My grandmother had ceramic urns filled with fruity olive oil, pressed from the trees on her family’s land picked by my aunts and uncles. My mother, too, made her own olive oil, and used the remaining “crude” oil to make soap; she also distilled her own vinegar, sun-dried her own herbs and fruits, made fresh batches of goat cheese, as well as sweet wine from our vineyards, and jarred jewel-colored jams from the bounty of the local orchards.
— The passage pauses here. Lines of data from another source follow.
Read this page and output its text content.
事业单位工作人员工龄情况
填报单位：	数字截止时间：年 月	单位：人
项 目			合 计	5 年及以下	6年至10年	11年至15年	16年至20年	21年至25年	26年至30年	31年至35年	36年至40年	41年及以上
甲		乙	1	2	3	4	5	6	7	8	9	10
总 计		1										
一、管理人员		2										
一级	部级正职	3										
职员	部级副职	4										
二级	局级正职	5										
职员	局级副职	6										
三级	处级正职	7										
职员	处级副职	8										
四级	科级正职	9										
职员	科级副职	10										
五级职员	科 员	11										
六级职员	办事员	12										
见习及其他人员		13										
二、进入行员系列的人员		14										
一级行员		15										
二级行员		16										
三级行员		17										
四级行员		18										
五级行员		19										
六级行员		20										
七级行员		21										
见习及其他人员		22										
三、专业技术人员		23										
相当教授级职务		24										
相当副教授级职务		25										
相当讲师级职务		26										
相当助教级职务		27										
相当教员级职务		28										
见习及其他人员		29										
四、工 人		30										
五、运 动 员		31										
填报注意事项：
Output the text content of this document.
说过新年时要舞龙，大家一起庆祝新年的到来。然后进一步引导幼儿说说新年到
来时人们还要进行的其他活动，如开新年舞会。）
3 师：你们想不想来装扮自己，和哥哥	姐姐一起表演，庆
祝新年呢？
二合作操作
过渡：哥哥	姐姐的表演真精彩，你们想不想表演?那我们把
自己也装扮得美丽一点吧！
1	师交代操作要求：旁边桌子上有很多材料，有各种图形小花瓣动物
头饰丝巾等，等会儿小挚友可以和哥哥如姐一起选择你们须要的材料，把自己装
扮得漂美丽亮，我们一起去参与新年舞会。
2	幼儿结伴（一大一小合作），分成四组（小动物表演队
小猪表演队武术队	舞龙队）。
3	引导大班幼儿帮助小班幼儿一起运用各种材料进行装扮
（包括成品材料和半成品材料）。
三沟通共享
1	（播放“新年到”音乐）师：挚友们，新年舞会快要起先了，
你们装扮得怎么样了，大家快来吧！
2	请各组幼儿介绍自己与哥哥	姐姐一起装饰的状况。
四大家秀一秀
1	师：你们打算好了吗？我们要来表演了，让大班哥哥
After moving to New York, I opened my restaurant Tanoreen to honor my mother and her imaginative cooking as well as the rich Middle Eastern gastronomic culture that is rarely experienced outside the region. Tanoreen is unique because it showcases Middle Eastern home cooking as I experienced it growing up. The 135 recipes in this book celebrate tradition and embrace change. I cook without rigidly following recipes, though I do respect tradition. My dishes are based on our culture’s recipes that are flexible enough to accommodate both adventurous and conservative contemporary palates.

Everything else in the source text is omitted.